Nickel Boys (dir. RaMell Ross)

By: Adam Freed 


It can’t hurt the quality of a production when it is based on acclaimed source material.  To this end, author Colson Whitehead’s 2019 Pulitzer Prize winning novel The Nickel Boys presents an outstanding opportunity for a meaningful page to screen adaptation.  The result of this effort is RaMell Ross’ Nickel Boys, a brave film that is as courageously directed as anything since Yorgos Lanthimos’ sublime Poor Things (2023).  Whitehead based his novel, and the film’s script, on the Dozier School for Boys, a painful reminder that in the Jim Crow South, mutated forms of slavery lived on well into the middle of the 20th century.  Standing in for Dozier in the fictionalized story is Nickel Academy, a quasi reform school for “troubled” youth, which under the auspices of “rehabilitation and education” used southern young men (predominantly African American) as unpaid labor to tend the agricultural fields of Florida’s panhandle.

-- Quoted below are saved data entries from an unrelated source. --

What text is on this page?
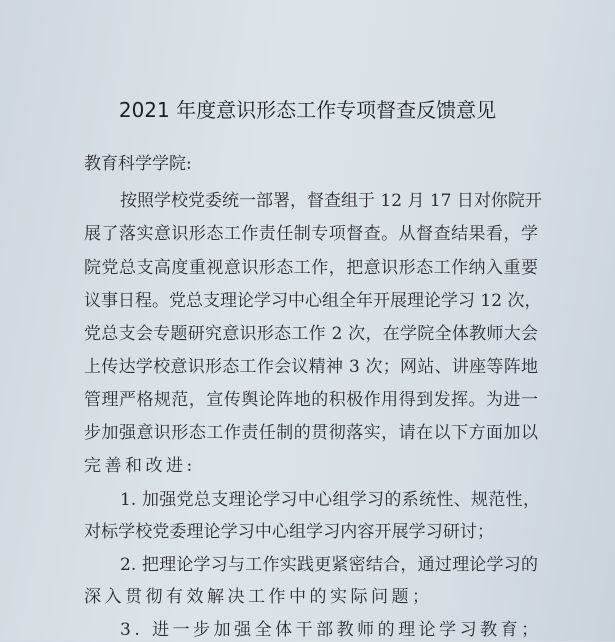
2021 年度意识形态工作专项督查反馈意见
教育科学学院:
按照学校党委统一部署，督查组于 12 月 17 日对你院开
展了落实意识形态工作责任制专项督查。从督查结果看，学
院党总支高度重视意识形态工作，把意识形态工作纳入重要
议事日程。党总支理论学习中心组全年开展理论学习 12 次，
党总支会专题研究意识形态工作 2 次，在学院全体教师大会
上传达学校意识形态工作会议精神 3 次；网站、讲座等阵地
管理严格规范，宣传舆论阵地的积极作用得到发挥。为进一
步加强意识形态工作责任制的贯彻落实，请在以下方面加以
完善和改进:
1. 加强党总支理论学习中心组学习的系统性、规范性，
对标学校党委理论学习中心组学习内容开展学习研讨；
2. 把理论学习与工作实践更紧密结合，通过理论学习的
深入贯彻有效解决工作中的实际问题；
3. 进一步加强全体干部教师的理论学习教育；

Although Nickel Boys is far from being an experimental film, RaMell Ross fearlessly elects to weave his narrative using a visual first person POV almost exclusively.  The result is an astounding first hour in which audiences live the tortuous life of central character Elwood solely from his perspective.  This decision provides an unrivaled sense of the pain, shame, and difficulty felt by the young black community in early 1960’s Florida.  What compounds a sense of technical wonder at Nickel Boys creation is the director's bold decision to shift point of view more than once throughout the film.  Elwood (Ethan Herisse) and Nickel Academy ally Turner (Brandon Wilson) carry the bulk of the film’s screen time, which speaks to the quality of the performances by the two young actors.  Shifting POV mid film is the type of decision simply doesn’t work in most cases, and yet Whitehead’s script and Ross’ vision of the film team to make the unconventional feel essential.  Audiences in search of big budget formulaic entertainment be warned that this is not a film for the faint of heart, or for those unwilling to bend their perspectives on the meaning of impactful narrative structure. For those who remain patient with Ross’ unorthodox choices, the payoff is one of massive profundity.   


Target Score 9/10: Nickel Boys is far more than a story about the evils of the Jim Crow South.  RaMell Ross’ film is daring work of visual art, captivating from start to end, allowing for a final act that pieces together what should become essential American storytelling. 


This capsule review of Nickel Boys is included in Movie Archer’s coverage of the 60th Chicago International Film Festival.